“How is it you are out here still? This is Thursday, isn’t it? We meant to have been half way home, to be in time for the matches.”

“I’m not going back this half, worse luck. They were mortally afraid these measles would make me get tender in the chest, like all the rest of us, so I’ve got nothing to do but be dragged about with Fordham after churches and picture galleries and mountains,” said Cecil, in a tone of infinite disgust. “I declare it made me half mad to look at the Lake of Lucerne, and recollect that we might have been in the eight.”

“Not this year.”

“No, but next.”

In this contemplation Cecil was silent, only fondling Chico, until Jock, instead of falling asleep again, said, “Evelyn, what does your doctor really think of the little chap?”

Cecil screwed up his face as if he had rather not be asked.

“Never you think about it,” he said. “Doctors always croak.

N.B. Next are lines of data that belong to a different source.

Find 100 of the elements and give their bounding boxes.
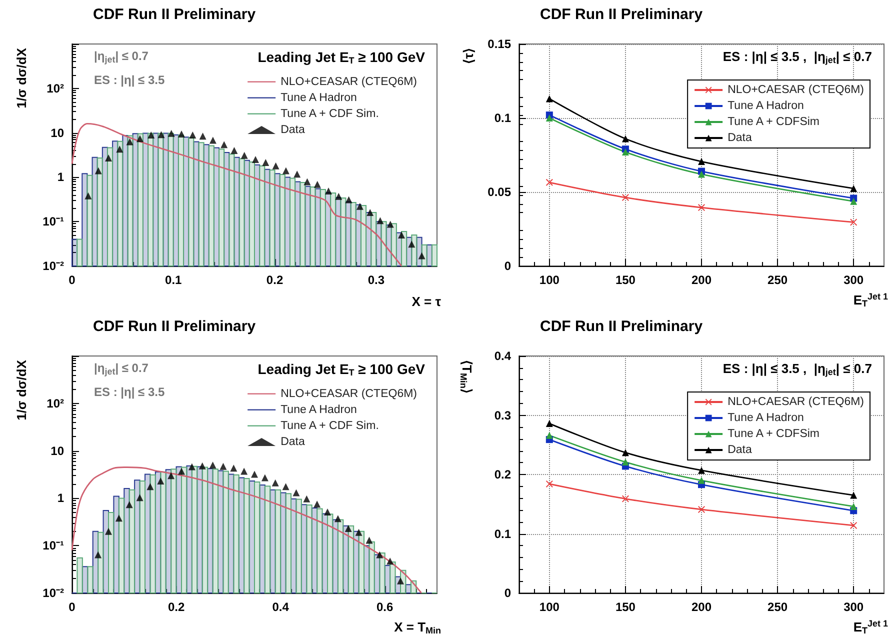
- x-tick-label: 0.1: [165, 273, 182, 287]
- legend-label: Tune A + CDF Sim.: [280, 420, 379, 432]
- chart-title: CDF Run II Preliminary: [93, 318, 256, 335]
- point: [418, 252, 426, 260]
- point: [220, 462, 227, 470]
- x-tick-label: 0.2: [266, 273, 284, 287]
- point: [355, 528, 362, 536]
- legend-label: Tune A Hadron: [280, 404, 357, 416]
- point: [345, 196, 352, 204]
- point: [314, 180, 321, 188]
- y-tick-label: 0.1: [494, 526, 512, 541]
- point: [282, 483, 290, 490]
- y-tick-label: 10: [50, 126, 64, 140]
- point: [148, 132, 155, 139]
- point: [251, 470, 258, 478]
- y-tick-label: 10²: [46, 396, 64, 410]
- y-tick-label: 0.2: [494, 468, 512, 482]
- point: [198, 462, 206, 470]
- point: [546, 480, 553, 488]
- point: [546, 420, 553, 428]
- point: [344, 524, 352, 532]
- point: [698, 466, 705, 474]
- point: [157, 478, 164, 485]
- annotation: ES : |η| ≤ 3.5: [94, 73, 165, 87]
- point: [698, 170, 705, 178]
- point: [136, 494, 144, 502]
- point: [698, 204, 705, 212]
- point: [188, 463, 196, 470]
- y-axis-title: ⟨TMin⟩: [458, 360, 474, 394]
- y-tick-label: 1: [57, 491, 64, 506]
- point: [850, 218, 858, 226]
- point: [408, 240, 416, 248]
- y-tick-label: 10: [50, 444, 64, 458]
- legend-label: Tune A + CDF Sim.: [280, 108, 379, 120]
- legend-label: Tune A Hadron: [728, 412, 804, 424]
- legend-label: NLO+CAESAR (CTEQ6M): [728, 396, 864, 408]
- point: [324, 508, 331, 516]
- point: [136, 135, 144, 142]
- point: [199, 132, 206, 140]
- y-tick-label: 0.1: [494, 111, 512, 125]
- point: [314, 500, 321, 508]
- y-axis-title: 1/σ dσ/dX: [14, 48, 29, 108]
- point: [334, 515, 342, 522]
- point: [850, 522, 858, 529]
- point: [622, 458, 629, 466]
- y-tick-label: 0: [504, 586, 512, 600]
- point: [303, 495, 310, 502]
- point: [116, 146, 124, 153]
- point: [622, 449, 629, 456]
- x-tick-label: 300: [844, 273, 864, 287]
- chart-title: CDF Run II Preliminary: [540, 318, 704, 335]
- point: [209, 462, 216, 469]
- point: [252, 156, 260, 164]
- point: [366, 536, 373, 544]
- point: [397, 577, 404, 584]
- legend-label: NLO+CAESAR (CTEQ6M): [728, 84, 864, 96]
- point: [146, 483, 154, 490]
- y-tick-label: 0.05: [488, 185, 512, 199]
- point: [168, 130, 175, 137]
- y-tick-label: 0.15: [488, 37, 512, 51]
- point: [240, 468, 248, 475]
- y-axis-title: ⟨τ⟩: [461, 48, 476, 64]
- legend-label: Tune A Hadron: [728, 100, 804, 112]
- point: [294, 170, 301, 178]
- x-tick-label: 0.2: [168, 600, 185, 614]
- chart-title: CDF Run II Preliminary: [93, 6, 256, 23]
- y-tick-label: 0.4: [494, 349, 512, 363]
- y-tick-label: 10⁻²: [42, 586, 64, 600]
- point: [262, 158, 270, 166]
- legend-label: Tune A + CDFSim: [728, 428, 820, 440]
- point: [178, 130, 185, 138]
- point: [546, 95, 553, 102]
- point: [304, 178, 311, 186]
- x-tick-label: 0: [68, 600, 76, 614]
- point: [386, 220, 394, 228]
- annotation: ES : |η| ≤ 3.5: [94, 385, 165, 399]
- point: [230, 464, 238, 472]
- x-tick-label: 100: [539, 273, 560, 287]
- point: [366, 209, 374, 216]
- point: [220, 141, 228, 148]
- x-tick-label: 250: [768, 273, 788, 287]
- point: [272, 162, 280, 170]
- point: [850, 502, 858, 510]
- point: [376, 551, 384, 558]
- point: [209, 136, 216, 144]
- point: [272, 479, 279, 486]
- point: [376, 217, 384, 224]
- point: [622, 194, 629, 201]
- x-tick-label: 0.6: [376, 600, 394, 614]
- y-tick-label: 1: [57, 170, 64, 184]
- point: [546, 114, 553, 122]
- y-tick-label: 0.3: [494, 408, 512, 422]
- point: [189, 132, 196, 139]
- x-tick-label: 150: [615, 600, 636, 614]
- point: [94, 551, 102, 558]
- point: [386, 558, 394, 565]
- x-tick-label: 0.3: [368, 273, 385, 287]
- point: [94, 167, 102, 174]
- point: [335, 192, 342, 200]
- point: [356, 202, 364, 210]
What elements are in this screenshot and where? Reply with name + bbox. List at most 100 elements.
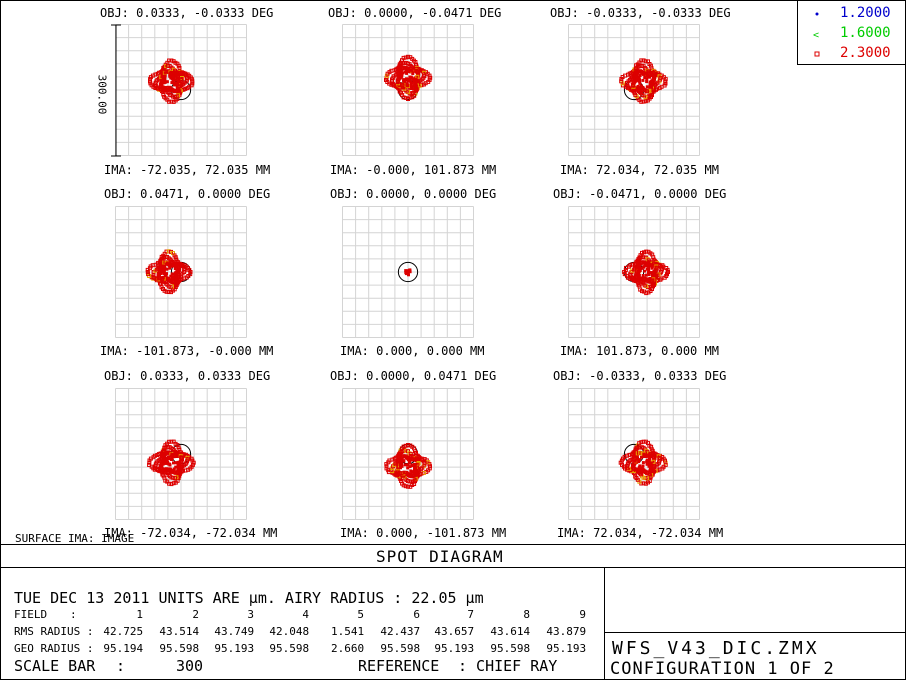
rms-radius-cell: 42.725 <box>103 625 144 638</box>
spot-point <box>161 459 165 463</box>
spot-point <box>645 462 649 466</box>
spot-point <box>647 464 651 468</box>
spot-point <box>653 269 658 274</box>
spot-point <box>646 290 651 295</box>
rms-radius-cell: 43.614 <box>490 625 531 638</box>
field-number-cell: 9 <box>579 608 587 621</box>
spot-point <box>402 459 406 463</box>
spot-point <box>164 249 169 254</box>
spot-point <box>645 460 649 464</box>
legend-marker-1 <box>815 12 819 16</box>
spot-point <box>171 481 176 486</box>
spot-point <box>409 75 413 79</box>
reference-value: : CHIEF RAY <box>458 657 558 675</box>
spot-point <box>633 459 637 463</box>
geo-radius-cell: 95.193 <box>214 642 255 655</box>
spot-point <box>646 277 650 281</box>
field-5-airy-circle <box>397 261 419 283</box>
spot-point <box>384 464 389 469</box>
field-5-ima-label: IMA: 0.000, 0.000 MM <box>340 344 485 358</box>
spot-point <box>173 81 177 85</box>
spot-point <box>172 83 176 87</box>
geo-radius-cell: 95.193 <box>546 642 587 655</box>
spot-point <box>648 277 652 280</box>
spot-point <box>176 82 180 86</box>
spot-point <box>663 77 668 82</box>
spot-point <box>174 78 178 82</box>
spot-point <box>403 463 407 467</box>
spot-point <box>637 266 641 270</box>
spot-point <box>165 456 169 460</box>
spot-point <box>641 461 645 465</box>
spot-point <box>404 269 408 273</box>
spot-point <box>400 464 404 468</box>
geo-radius-cell: 95.193 <box>434 642 475 655</box>
surface-label: SURFACE IMA: IMAGE <box>15 532 135 545</box>
spot-point <box>645 458 649 462</box>
geo-radius-cell: 95.194 <box>103 642 144 655</box>
field-7-ima-label: IMA: -72.034, -72.034 MM <box>104 526 278 540</box>
spot-point <box>651 78 656 83</box>
field-3-spot <box>619 58 668 104</box>
field-4-ima-label: IMA: -101.873, -0.000 MM <box>100 344 274 358</box>
geo-radius-cell: 95.598 <box>159 642 200 655</box>
spot-point <box>403 95 408 100</box>
spot-point <box>406 484 410 489</box>
legend-label-2: 1.6000 <box>840 25 891 41</box>
spot-point <box>647 460 651 464</box>
field-1-grid <box>115 24 247 156</box>
spot-point <box>643 59 648 64</box>
spot-point <box>175 76 179 80</box>
spot-point <box>160 270 164 274</box>
spot-point <box>408 77 412 81</box>
spot-point <box>649 461 653 465</box>
spot-point <box>170 458 173 461</box>
field-3-grid <box>568 24 700 156</box>
spot-point <box>170 272 174 276</box>
spot-point <box>625 453 629 458</box>
geo-radius-cell: 95.598 <box>269 642 310 655</box>
spot-point <box>171 76 174 80</box>
spot-point <box>638 79 642 83</box>
spot-point <box>644 263 648 267</box>
spot-point <box>401 55 406 60</box>
spot-point <box>647 462 651 466</box>
spot-point <box>173 480 178 485</box>
spot-point <box>161 462 165 466</box>
spot-point <box>650 271 653 275</box>
spot-point <box>181 276 186 281</box>
spot-point <box>422 74 427 79</box>
spot-point <box>648 75 651 79</box>
spot-point <box>175 85 179 89</box>
spot-point <box>176 269 180 274</box>
spot-point <box>410 95 415 100</box>
legend-marker-3 <box>814 51 820 57</box>
rms-row-label: RMS RADIUS : <box>14 625 94 638</box>
filename-label: WFS_V43_DIC.ZMX <box>612 638 820 659</box>
spot-point <box>639 267 643 270</box>
spot-point <box>630 262 635 267</box>
spot-point <box>148 81 153 86</box>
field-2-grid <box>342 24 474 156</box>
spot-point <box>401 71 405 75</box>
spot-point <box>163 74 167 78</box>
spot-point <box>663 460 668 465</box>
spot-point <box>657 459 662 464</box>
spot-point <box>639 84 643 88</box>
spot-point <box>409 472 413 476</box>
field-5-obj-label: OBJ: 0.0000, 0.0000 DEG <box>330 187 497 201</box>
spot-point <box>406 466 410 470</box>
spot-point <box>638 468 642 472</box>
spot-point <box>644 249 649 254</box>
spot-point <box>146 272 151 277</box>
rms-radius-cell: 43.879 <box>546 625 587 638</box>
field-number-cell: 6 <box>413 608 421 621</box>
spot-point <box>643 481 648 486</box>
spot-point <box>190 458 195 463</box>
spot-point <box>168 462 171 466</box>
field-1-ima-label: IMA: -72.035, 72.035 MM <box>104 163 271 177</box>
spot-point <box>171 99 176 104</box>
spot-point <box>428 464 432 469</box>
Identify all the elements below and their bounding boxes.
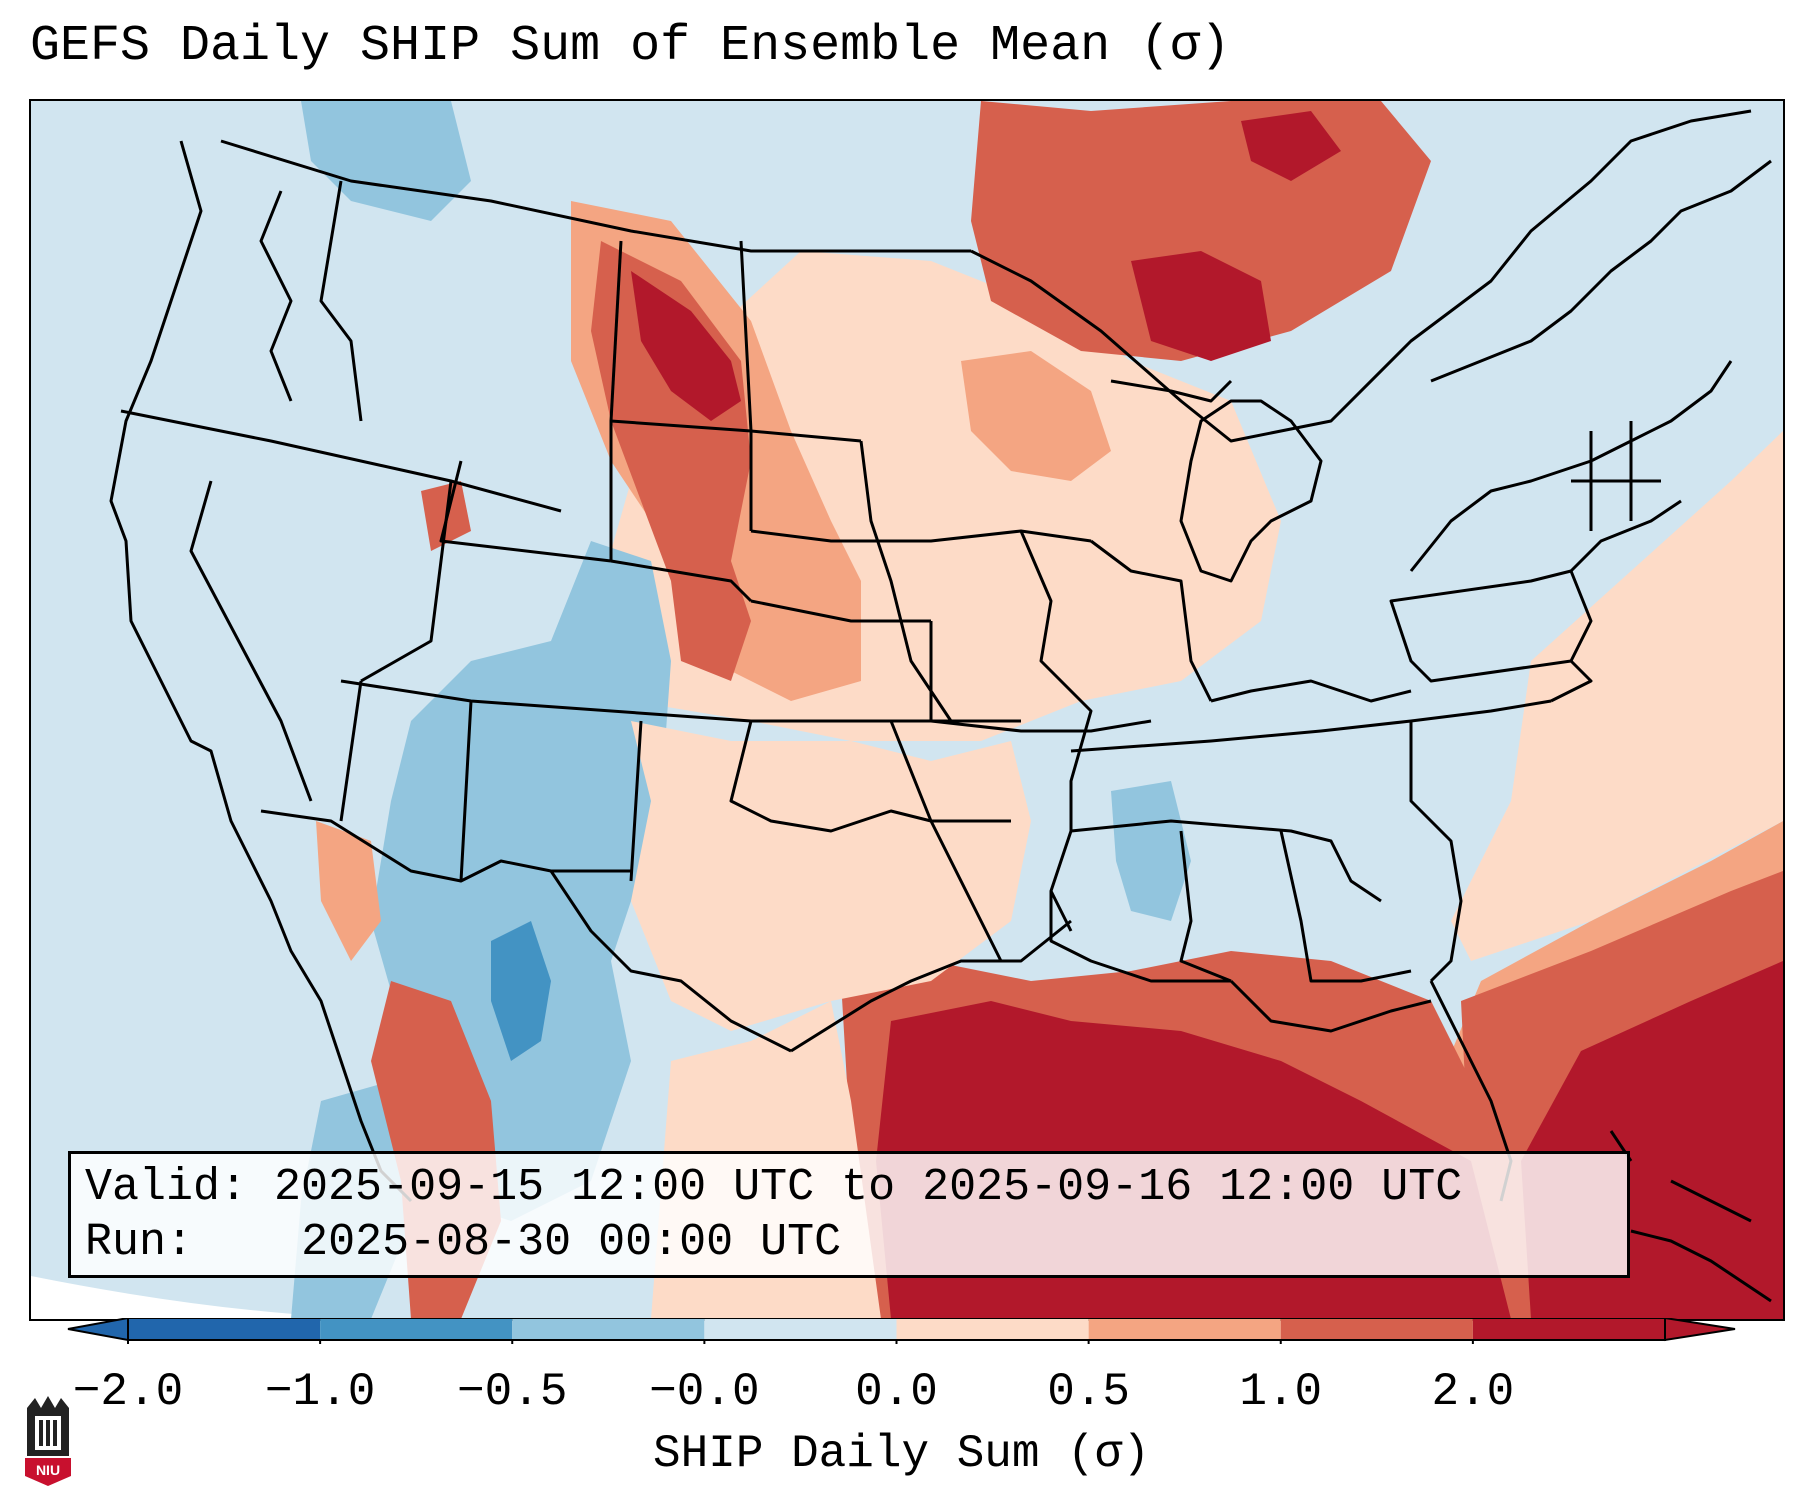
anomaly-superior-deep xyxy=(1131,251,1271,361)
colorbar-tick-label: 2.0 xyxy=(1431,1366,1515,1418)
valid-value: 2025-09-15 12:00 UTC to 2025-09-16 12:00… xyxy=(274,1162,1463,1213)
projection-edge-sw xyxy=(31,1276,391,1319)
colorbar-tick-label: −0.0 xyxy=(649,1366,760,1418)
map-panel xyxy=(29,99,1785,1321)
chart-title: GEFS Daily SHIP Sum of Ensemble Mean (σ) xyxy=(30,18,1231,75)
colorbar-tick-label: 0.0 xyxy=(855,1366,938,1418)
anomaly-midwest-light xyxy=(961,351,1111,481)
colorbar-bin xyxy=(896,1318,1089,1340)
colorbar-tick-label: −1.0 xyxy=(264,1366,376,1418)
colorbar-tick-label: −0.5 xyxy=(457,1366,568,1418)
colorbar-extend-low xyxy=(67,1318,129,1342)
colorbar-bin xyxy=(1472,1318,1665,1340)
run-info-box: Valid: 2025-09-15 12:00 UTC to 2025-09-1… xyxy=(68,1151,1630,1278)
anomaly-ontario-deep xyxy=(1241,111,1341,181)
colorbar-tick-label: 1.0 xyxy=(1239,1366,1323,1418)
colorbar xyxy=(67,1318,1736,1344)
valid-label: Valid: xyxy=(85,1162,248,1213)
anomaly-mississippi-cool xyxy=(1111,781,1191,921)
state-borders xyxy=(109,109,1772,1303)
colorbar-bin xyxy=(1088,1318,1281,1340)
niu-logo: NIU xyxy=(25,1396,71,1486)
colorbar-bin xyxy=(1280,1318,1473,1340)
niu-logo-text: NIU xyxy=(36,1462,60,1478)
anomaly-baja-mid xyxy=(316,821,381,961)
colorbar-bin xyxy=(320,1318,513,1340)
colorbar-tick-label: −2.0 xyxy=(72,1366,184,1418)
niu-logo-shield xyxy=(25,1458,71,1486)
colorbar-bin xyxy=(512,1318,705,1340)
colorbar-bin xyxy=(704,1318,897,1340)
anomaly-montana-deep xyxy=(631,271,741,421)
colorbar-extend-high xyxy=(1664,1318,1736,1342)
colorbar-label: SHIP Daily Sum (σ) xyxy=(653,1428,1150,1480)
run-label: Run: xyxy=(85,1217,194,1268)
ship-anomaly-map xyxy=(31,101,1783,1319)
anomaly-atlantic-light-2 xyxy=(1451,431,1783,961)
anomaly-southwest-mid xyxy=(491,921,551,1061)
run-value: 2025-08-30 00:00 UTC xyxy=(301,1217,842,1268)
colorbar-tick-label: 0.5 xyxy=(1047,1366,1131,1418)
colorbar-bin xyxy=(128,1318,321,1340)
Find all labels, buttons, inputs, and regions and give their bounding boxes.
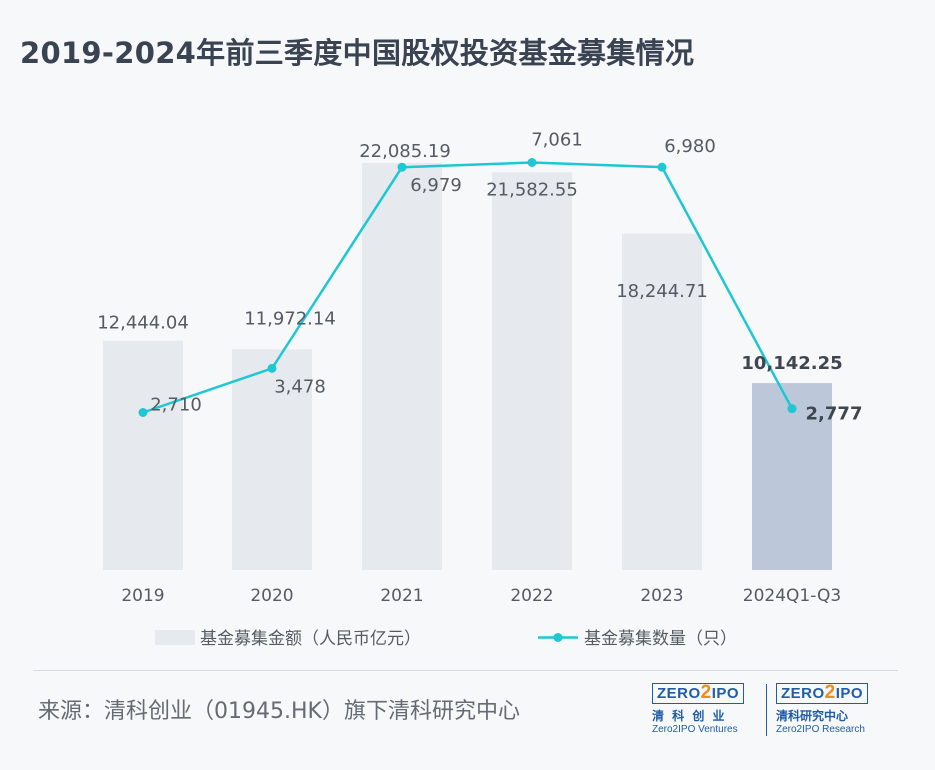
line-value-label-2020: 3,478 [274, 376, 326, 397]
bar-value-label-2021: 22,085.19 [359, 141, 451, 162]
line-point-2019 [138, 408, 148, 417]
chart-area: 12,444.04 11,972.14 22,085.19 21,582.55 18,2… [97, 130, 863, 650]
legend-marker-count [553, 633, 563, 642]
logo-cn-text: 清科研究中心 [776, 709, 849, 723]
bar-2023 [622, 233, 702, 570]
legend-label-count: 基金募集数量（只） [584, 629, 737, 649]
logo-en-text: Zero2IPO Ventures [652, 724, 738, 735]
logo-en-text: Zero2IPO Research [776, 724, 865, 735]
zero2ipo-ventures-logo: ZERO2IPO 清 科 创 业 Zero2IPO Ventures [652, 683, 745, 735]
zero2ipo-research-logo: ZERO2IPO 清科研究中心 Zero2IPO Research [776, 683, 869, 735]
bar-2020 [232, 349, 312, 570]
line-point-2022 [527, 158, 537, 167]
legend-swatch-amount [155, 630, 195, 645]
bar-value-label-2024Q1-Q3: 10,142.25 [741, 353, 842, 374]
bar-value-label-2022: 21,582.55 [486, 179, 578, 200]
bar-2024Q1-Q3 [752, 383, 832, 570]
legend-label-amount: 基金募集金额（人民币亿元） [200, 629, 421, 649]
line-series-fund-count [142, 161, 794, 414]
bar-value-label-2020: 11,972.14 [244, 308, 336, 329]
logo-separator [766, 684, 767, 736]
line-point-2023 [657, 162, 667, 172]
line-point-2020 [267, 363, 277, 373]
source-note: 来源：清科创业（01945.HK）旗下清科研究中心 [38, 699, 520, 724]
x-tick-label-2019: 2019 [121, 586, 164, 606]
x-tick-label-2024Q1-Q3: 2024Q1-Q3 [743, 586, 841, 606]
chart-title: 2019-2024年前三季度中国股权投资基金募集情况 [20, 36, 695, 70]
line-value-label-2023: 6,980 [664, 136, 716, 157]
line-value-label-2022: 7,061 [531, 130, 583, 151]
logo-cn-text: 清 科 创 业 [652, 709, 727, 723]
x-tick-label-2022: 2022 [510, 586, 553, 606]
line-value-label-2019: 2,710 [150, 395, 202, 416]
footer-divider [33, 670, 898, 671]
bar-2022 [492, 172, 572, 570]
bar-2021 [362, 163, 442, 570]
logo-wordmark: ZERO2IPO [776, 683, 869, 704]
bar-value-label-2019: 12,444.04 [97, 313, 189, 334]
x-tick-label-2023: 2023 [640, 586, 683, 606]
logo-wordmark: ZERO2IPO [652, 683, 745, 704]
line-point-2021 [397, 162, 407, 172]
x-tick-label-2020: 2020 [250, 586, 293, 606]
line-value-label-2024Q1-Q3: 2,777 [806, 404, 863, 425]
bar-value-label-2023: 18,244.71 [616, 281, 708, 302]
bar-2019 [103, 340, 183, 570]
line-point-2024Q1-Q3 [787, 404, 797, 414]
x-tick-label-2021: 2021 [380, 586, 423, 606]
line-value-label-2021: 6,979 [410, 175, 462, 196]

He’ll be all right again soon.”

“If I was sure,” sighed Jock; “but you know he has always been such a religious little beggar. It’s a horrid bad sign.”

“Like my brother Walter,” said Cecil gravely. “Now, Duke can be ever so snappish and peevish; I’m not half so much afraid for him.”

“You never heard anything like the little fellow that night,” said Jock, and therewith he gave his friend by far the most connected account of the adventure that had yet been arrived at. He even spoke of the resolution to which he had been brought, and in a tone of awe described how he had pledged himself for the future.